Ever since the Bush administration took office in 2001, U.S. federal education departments have been moving to implement highly restrictive guidelines to federally-funded educational research. The U.S. Department of Education’s Institute of Education Sciences backs research that makes claims of causality based on random-assignment experiments (see also the affiliated What Works Clearinghouse).
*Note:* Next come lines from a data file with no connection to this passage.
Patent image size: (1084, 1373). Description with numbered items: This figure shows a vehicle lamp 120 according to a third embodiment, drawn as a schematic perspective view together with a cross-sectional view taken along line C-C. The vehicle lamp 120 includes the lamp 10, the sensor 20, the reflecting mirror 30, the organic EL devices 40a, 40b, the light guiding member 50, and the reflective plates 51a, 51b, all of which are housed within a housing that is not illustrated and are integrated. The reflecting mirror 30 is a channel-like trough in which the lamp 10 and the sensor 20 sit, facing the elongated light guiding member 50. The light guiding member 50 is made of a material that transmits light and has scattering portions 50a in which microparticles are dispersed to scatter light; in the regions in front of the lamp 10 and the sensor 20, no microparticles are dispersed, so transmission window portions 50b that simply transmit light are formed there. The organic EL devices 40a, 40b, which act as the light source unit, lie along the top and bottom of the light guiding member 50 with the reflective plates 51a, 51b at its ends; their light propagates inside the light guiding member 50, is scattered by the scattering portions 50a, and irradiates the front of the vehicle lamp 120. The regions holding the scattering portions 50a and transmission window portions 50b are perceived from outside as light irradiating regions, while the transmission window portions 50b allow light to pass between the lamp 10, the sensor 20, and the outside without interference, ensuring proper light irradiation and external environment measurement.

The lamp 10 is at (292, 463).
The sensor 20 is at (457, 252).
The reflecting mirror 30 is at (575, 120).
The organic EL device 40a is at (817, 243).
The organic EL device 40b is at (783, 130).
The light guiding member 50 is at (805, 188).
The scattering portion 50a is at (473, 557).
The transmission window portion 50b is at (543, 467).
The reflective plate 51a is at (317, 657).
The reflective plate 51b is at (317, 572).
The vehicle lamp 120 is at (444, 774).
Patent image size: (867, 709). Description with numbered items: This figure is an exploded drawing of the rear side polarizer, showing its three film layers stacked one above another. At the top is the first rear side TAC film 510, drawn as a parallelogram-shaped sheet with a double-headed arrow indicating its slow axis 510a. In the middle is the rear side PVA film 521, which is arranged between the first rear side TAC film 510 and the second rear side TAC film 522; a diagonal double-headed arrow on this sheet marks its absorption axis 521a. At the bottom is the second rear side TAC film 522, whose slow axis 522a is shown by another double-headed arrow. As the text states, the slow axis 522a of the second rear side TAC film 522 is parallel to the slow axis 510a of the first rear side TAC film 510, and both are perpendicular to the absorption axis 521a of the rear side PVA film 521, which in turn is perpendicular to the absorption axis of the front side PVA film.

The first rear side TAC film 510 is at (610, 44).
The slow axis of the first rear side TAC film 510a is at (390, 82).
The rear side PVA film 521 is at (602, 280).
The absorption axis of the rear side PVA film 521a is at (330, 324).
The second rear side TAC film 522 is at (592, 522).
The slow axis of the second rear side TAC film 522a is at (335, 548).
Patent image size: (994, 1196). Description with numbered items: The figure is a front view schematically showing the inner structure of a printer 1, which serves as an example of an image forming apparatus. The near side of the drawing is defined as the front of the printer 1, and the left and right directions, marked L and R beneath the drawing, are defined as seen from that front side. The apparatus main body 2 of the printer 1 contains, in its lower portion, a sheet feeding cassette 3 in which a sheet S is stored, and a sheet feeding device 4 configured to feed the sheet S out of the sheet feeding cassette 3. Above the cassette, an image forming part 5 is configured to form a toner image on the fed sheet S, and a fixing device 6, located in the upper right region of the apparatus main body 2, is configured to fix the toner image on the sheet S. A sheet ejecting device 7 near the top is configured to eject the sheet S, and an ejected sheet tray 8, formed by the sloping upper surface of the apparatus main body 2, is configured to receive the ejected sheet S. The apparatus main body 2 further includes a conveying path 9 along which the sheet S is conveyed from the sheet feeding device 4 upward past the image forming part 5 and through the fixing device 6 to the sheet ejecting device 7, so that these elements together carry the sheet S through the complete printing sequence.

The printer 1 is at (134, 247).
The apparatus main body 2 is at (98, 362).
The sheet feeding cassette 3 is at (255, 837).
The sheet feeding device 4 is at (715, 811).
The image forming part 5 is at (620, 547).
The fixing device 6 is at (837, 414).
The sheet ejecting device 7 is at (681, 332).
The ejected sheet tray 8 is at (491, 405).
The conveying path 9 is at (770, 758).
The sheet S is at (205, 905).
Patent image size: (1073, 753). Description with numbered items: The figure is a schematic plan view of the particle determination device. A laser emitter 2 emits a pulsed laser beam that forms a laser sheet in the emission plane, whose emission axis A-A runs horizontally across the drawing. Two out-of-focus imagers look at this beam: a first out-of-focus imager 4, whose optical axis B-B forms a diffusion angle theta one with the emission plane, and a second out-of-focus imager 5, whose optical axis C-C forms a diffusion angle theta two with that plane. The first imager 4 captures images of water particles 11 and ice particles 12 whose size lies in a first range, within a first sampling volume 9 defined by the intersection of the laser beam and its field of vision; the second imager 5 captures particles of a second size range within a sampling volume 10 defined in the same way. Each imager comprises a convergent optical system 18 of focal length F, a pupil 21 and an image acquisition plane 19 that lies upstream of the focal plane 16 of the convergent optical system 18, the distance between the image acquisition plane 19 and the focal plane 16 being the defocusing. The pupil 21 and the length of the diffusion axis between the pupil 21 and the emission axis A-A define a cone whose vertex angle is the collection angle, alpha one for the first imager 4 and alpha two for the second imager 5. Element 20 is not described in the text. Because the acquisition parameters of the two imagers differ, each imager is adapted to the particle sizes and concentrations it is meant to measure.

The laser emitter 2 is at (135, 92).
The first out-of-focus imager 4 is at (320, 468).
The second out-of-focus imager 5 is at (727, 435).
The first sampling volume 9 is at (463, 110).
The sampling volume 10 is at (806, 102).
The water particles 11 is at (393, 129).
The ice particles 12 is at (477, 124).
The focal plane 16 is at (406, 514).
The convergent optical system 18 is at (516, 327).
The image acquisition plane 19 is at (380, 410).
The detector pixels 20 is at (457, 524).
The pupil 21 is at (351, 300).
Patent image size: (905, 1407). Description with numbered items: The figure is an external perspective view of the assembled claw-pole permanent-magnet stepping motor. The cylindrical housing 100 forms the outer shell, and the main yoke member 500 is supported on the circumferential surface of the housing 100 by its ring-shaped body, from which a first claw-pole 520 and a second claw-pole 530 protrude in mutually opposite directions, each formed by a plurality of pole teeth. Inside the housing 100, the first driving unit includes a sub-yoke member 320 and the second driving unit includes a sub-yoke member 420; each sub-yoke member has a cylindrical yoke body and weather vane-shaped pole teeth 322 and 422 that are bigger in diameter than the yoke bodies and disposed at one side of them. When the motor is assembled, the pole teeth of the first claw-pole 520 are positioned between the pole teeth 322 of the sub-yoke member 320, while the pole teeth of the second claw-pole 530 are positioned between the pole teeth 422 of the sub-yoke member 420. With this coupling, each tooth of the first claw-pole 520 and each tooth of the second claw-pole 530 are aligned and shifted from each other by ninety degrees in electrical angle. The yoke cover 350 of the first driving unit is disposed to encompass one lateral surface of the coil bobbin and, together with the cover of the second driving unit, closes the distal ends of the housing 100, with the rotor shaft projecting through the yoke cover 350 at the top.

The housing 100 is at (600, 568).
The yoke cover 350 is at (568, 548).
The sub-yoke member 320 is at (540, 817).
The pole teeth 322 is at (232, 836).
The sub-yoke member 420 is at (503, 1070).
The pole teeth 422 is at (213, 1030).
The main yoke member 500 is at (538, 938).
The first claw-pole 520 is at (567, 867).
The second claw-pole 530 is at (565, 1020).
This has become increasingly frustrating to many educational scholars in the U.S., including those with expertise in educational evaluation, who recognize that random-assignment experiments are seldom feasible in education, and that when experiments of any type are feasible, they are usually best preceded by other forms of qualitative or mixed methods research to help understand the contextual features that shape a particular educational innovation. For example, a couple of us at UCI are beginning to investigate Automated Writing Evaluation software. For us to start off with an experiment, randomly assigning a large number of students to use it and others not to use it, without better understanding how its used, what features it has, how different types of students react to it, how different types of teachers make use of it, etc.–would not lead to very robust results, as we would not even be able to design the appropriate treatments or controls.
Mahdabi Chatterji, an educational evaluation expert at Teachers College of Columbia University, has written an outstanding article critiquing this narrow approach to research and instead arguing for what she calls extended-term mixed method evaluation design. Highly recommended.